Thursday, August 5, 2010

Element Youth Mobile Marketing Campaign including Crowdharnessing

Element - Claim it! from Morten Halvorsen on Vimeo.

A friend and former colleague in the US shared this mobile marketing campaign with me several months ago and it provided such a perfect (and rare) example of how to bridge the gap between the real and virtual world, that I have been using it continuously since then.

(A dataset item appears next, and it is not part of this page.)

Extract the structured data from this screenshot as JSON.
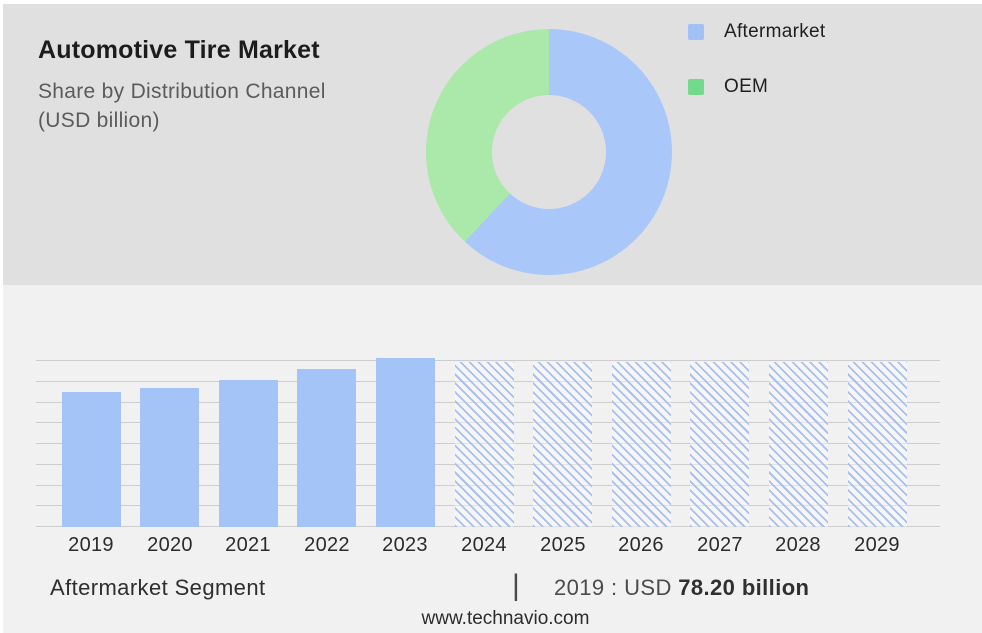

The campaign for sporting goods/Sporting brand Elements manages to pull off creating a well-targeted app (just for urban skaters), with a strong viral element (competition for the best skating stunt allowing skaters to ‘claim their spot’), an integrated digital experience (a customised website linking to the mobile site) and rich mobile features (location plus video) as well as social media/crowd harnessing (the best skater videos were uploaded to the official Elements website).

The promotional side involved giveaways of branded gear at ‘on-the-spot’ competitions, the cherry on the cake for what was undoubtedly one of the most complete, well thought out mobile campaigns I’ve witnessed in the last couple of years.

You can see the explanatory video above which illustrates clearly how all the various elements of the campaign fit together. Special thanks to Ed o’Meara and Josh Dhaliwal.